A crowdsourcing system, such as the Amazon Mechanical Turk (AMT), provides a platform for a large number of questions to be answered by Internet workers. Such systems have been shown to be useful to solve problems that are difficult for computers, including entity resolution, sentiment analysis, and image recognition. In this project, we investigate the online task assignment problem: Given a pool of n questions, which of the k questions should be given to a worker? A poor assignment may not only waste time and money, but may also hurt the quality of a crowdsourcing application that depends on the workers’ inputs.

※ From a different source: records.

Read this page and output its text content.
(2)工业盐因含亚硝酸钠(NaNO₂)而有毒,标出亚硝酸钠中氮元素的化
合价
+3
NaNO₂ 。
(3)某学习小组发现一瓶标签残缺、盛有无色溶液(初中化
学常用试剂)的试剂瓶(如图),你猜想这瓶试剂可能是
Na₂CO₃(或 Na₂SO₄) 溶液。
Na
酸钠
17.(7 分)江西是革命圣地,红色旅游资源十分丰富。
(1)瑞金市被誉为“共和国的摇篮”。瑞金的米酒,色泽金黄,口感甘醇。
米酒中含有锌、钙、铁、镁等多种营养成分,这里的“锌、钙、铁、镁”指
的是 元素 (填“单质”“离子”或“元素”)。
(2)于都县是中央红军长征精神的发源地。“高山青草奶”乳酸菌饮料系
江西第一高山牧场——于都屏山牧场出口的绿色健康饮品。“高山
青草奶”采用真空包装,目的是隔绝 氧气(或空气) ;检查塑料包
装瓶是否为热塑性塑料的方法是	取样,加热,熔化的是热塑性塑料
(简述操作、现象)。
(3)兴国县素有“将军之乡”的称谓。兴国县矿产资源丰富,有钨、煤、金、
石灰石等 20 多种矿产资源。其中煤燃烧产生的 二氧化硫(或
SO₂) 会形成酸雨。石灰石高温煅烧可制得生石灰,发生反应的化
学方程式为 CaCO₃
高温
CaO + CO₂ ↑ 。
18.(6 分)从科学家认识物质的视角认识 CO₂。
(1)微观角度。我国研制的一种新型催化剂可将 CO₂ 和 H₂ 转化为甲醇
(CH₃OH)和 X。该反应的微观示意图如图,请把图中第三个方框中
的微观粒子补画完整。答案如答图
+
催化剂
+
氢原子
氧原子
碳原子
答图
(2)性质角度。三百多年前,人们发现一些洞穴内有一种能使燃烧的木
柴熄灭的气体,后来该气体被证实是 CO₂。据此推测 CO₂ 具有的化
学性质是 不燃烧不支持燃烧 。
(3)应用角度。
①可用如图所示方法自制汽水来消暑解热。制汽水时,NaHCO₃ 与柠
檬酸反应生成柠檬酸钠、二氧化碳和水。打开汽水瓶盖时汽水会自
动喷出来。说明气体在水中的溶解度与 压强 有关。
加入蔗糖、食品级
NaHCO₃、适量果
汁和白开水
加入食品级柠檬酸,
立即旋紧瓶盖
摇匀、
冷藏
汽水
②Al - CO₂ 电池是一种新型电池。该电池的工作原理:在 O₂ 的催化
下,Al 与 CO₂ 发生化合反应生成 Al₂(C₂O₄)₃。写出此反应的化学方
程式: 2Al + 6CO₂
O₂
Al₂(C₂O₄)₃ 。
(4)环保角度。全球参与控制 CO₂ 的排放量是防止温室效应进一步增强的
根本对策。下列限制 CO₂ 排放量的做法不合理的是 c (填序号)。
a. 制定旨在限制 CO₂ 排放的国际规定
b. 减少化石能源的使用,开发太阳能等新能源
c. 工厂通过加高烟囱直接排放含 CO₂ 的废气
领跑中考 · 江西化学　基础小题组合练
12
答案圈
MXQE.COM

We propose to consider quality measures (also known as evaluation metrics) that are relevant to an application during the task assignment process. Particularly, we explore how Accuracy and F-score, two widely-used evaluation metrics for crowdsourcing applications, can facilitate task assignment. Since these two metrics assume that the ground truth of a question is known, we study their variants that make use of the probability distributions of workers’ answers. We further investigate online assignment strategies, which enables optimal task assignments. Since these algorithms are expensive, we propose solutions that attain high quality in linear time. We develop a system called the Quality-Aware Task Assignment System for Crowdsourcing Applications (QASCA) on top of AMT. We evaluate our approaches on five real crowdsourcing applications. We found that QASCA is efficient, and attains better result quality (of more than 8% improvement) than existing methods.


Having finished installing the above required softwares, in order to deploy a real application, what you need is to
(1) configure the "config.ini" file in the publish folder, which contains the database, log and mturk information;
(2) create a new folder in the apps folder, and the new folder contains three main files to configure: the Questions file ("questions.json"), the HTML template file ("view.html", "accept.html"), and the Configuration file ("config.ini").

(a) "question.json" contains the questions needed to publish, and the questions are organized in a json format;

(b) "view.html" contains a static html file and the workers will see in the view mode at AMT;

(c) "accept.html" is a django template file and the workers will see when they accept a HIT at AMT;

(d) "config.ini" contains parameters related to your deployed app.